IOWA CITY — With the Holiday and Kraft Fight Hunger bowls now officially in tow, the Big Ten plans to create a tiered bowl structure designed to prevent teams from returning to the same bowl multiple times within a six-year cycle.
Beginning with the 2014 season, the Big Ten could have ties with as many as 10 bowl games. Beyond the incoming playoff and major bowls, the league will impose three tiers so teams can avoid back-to-back trips, like Iowa to the Insight Bowl (2010, 2011), and diversify locations (Wisconsin played in Florida bowls six times from 2005-2009). The Big Ten also will have final approval a team’s bowl slot.
“Our goal is to have a national slate, broaden the group of opponents and keep it fresh,” Big Ten Commissioner Jim Delany said Monday. “Clearly there will be some bowls that will select with our approval in advance. But I think you’re going to see a lot of movement by teams among bowls.”
The Big Ten now has five official agreements beginning in 2014. The Big Ten and Pac-12 will continue its traditional match-up in the Rose Bowl at least eight times over a 12-year period. The leagues announced Monday they’ve each reached six-year deals with the Holiday (San Diego) and Kraft Fight Hunger (San Francisco). The Big Ten also will play in the Orange Bowl four times over a 12-year period and agreed to terms for six years with the Pinstripe Bowl (New York City).
Although it’s not yet official, the Big Ten is likely to renew deals with the Capital One Bowl (Orlando) and Outback Bowl (Tampa). ESPN reported last month the Big Ten will share a slot with the ACC in the Gator (Jacksonville) and Music City (Nashville) bowls for six years. It’s also likely the league will ink deals with bowls in Detroit and in Texas.
“We’re fortunate in that all of these are fantastic destinations,” Delany said. “They’re world-class cities with opponents coming from world-class conferences. So we think there are great brands on our side and great brands on their other side and together they produce great bowl match-ups.”
The tiered system forces the bowls to select five different Big Ten schools over a six-year period.
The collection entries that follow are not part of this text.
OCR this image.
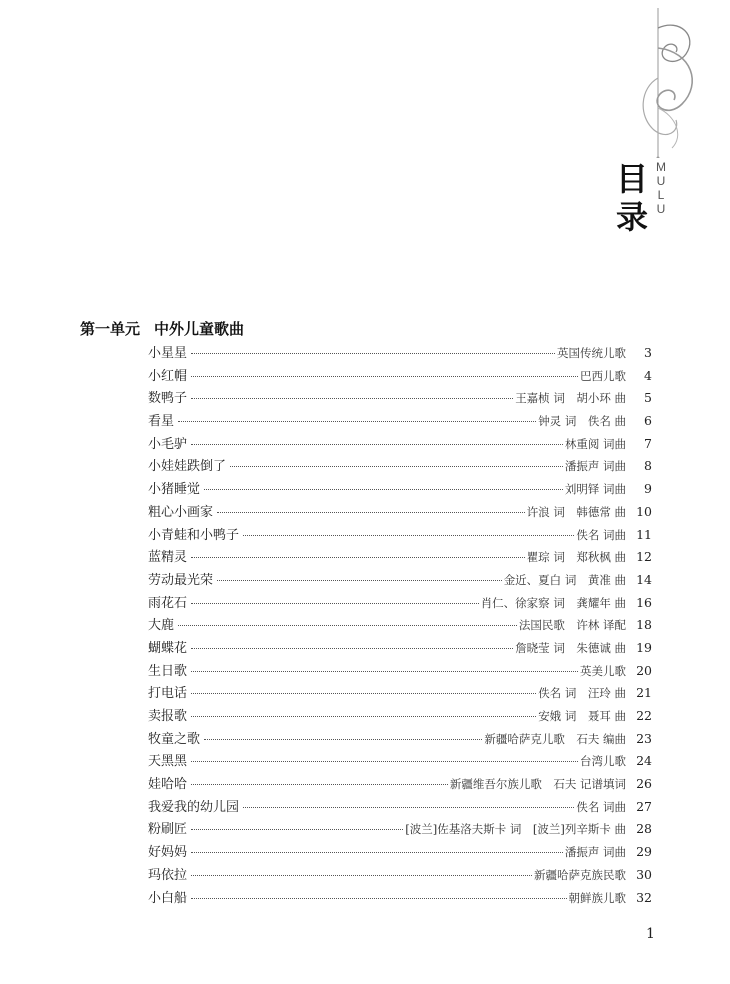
目
录
M
U
L
U
第一单元 中外儿童歌曲
小星星	英国传统儿歌	3
小红帽	巴西儿歌	4
数鸭子	王嘉桢 词　胡小环 曲	5
看星	钟灵 词　佚名 曲	6
小毛驴	林重阅 词曲	7
小娃娃跌倒了	潘振声 词曲	8
小猪睡觉	刘明铎 词曲	9
粗心小画家	许浪 词　韩德常 曲 10
小青蛙和小鸭子	佚名 词曲 11
蓝精灵	瞿琮 词　郑秋枫 曲 12
劳动最光荣	金近、夏白 词　黄准 曲 14
雨花石	肖仁、徐家察 词　龚耀年 曲 16
大鹿	法国民歌　许林 译配 18
蝴蝶花	詹晓莹 词　朱德诚 曲 19
生日歌	英美儿歌 20
打电话	佚名 词　汪玲 曲 21
卖报歌	安娥 词　聂耳 曲 22
牧童之歌	新疆哈萨克儿歌　石夫 编曲 23
天黑黑	台湾儿歌 24
娃哈哈	新疆维吾尔族儿歌　石夫 记谱填词 26
我爱我的幼儿园	佚名 词曲 27
粉刷匠	[波兰]佐基洛夫斯卡 词　[波兰]列辛斯卡 曲 28
好妈妈	潘振声 词曲 29
玛依拉	新疆哈萨克族民歌 30
小白船	朝鲜族儿歌 32
1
It also keeps bowls from jumping conference teams based only on reputation and fan base.
“It’s not so much about the teams being in tiers as it is the bowls being in tiers,” Delany said. “I’d say there’s probably three tiers if we ended up with nine or 10 bowls. I think that you’ll see some Florida bowls and the Holiday Bowl in the top tier and probably the Pinstripe and the Kraft Fight Hunger Bowl in the middle tier, and the others we haven’t quite figured out.”
For the Pac-12, the Holiday Bowl will remain in the same slot — second after the playoff and major bowls — while the Kraft Fight Hunger Bowl moves up from sixth overall to fourth. The Pac-12 and Big Ten are historical allies with the Rose Bowl, but that was the leagues’ only agreement before collaborating on the Holiday and Kraft Fight Hunger bowl packages.
“We’re happy to deepen the already good relationship we have got with the Big Ten Conference,” Pac-12 Commissioner Larry Scott said. “We’ve looked for opportunities to play each other more and couldn’t think of a better way than for two prestigious bowl arrangements on the West Coast.”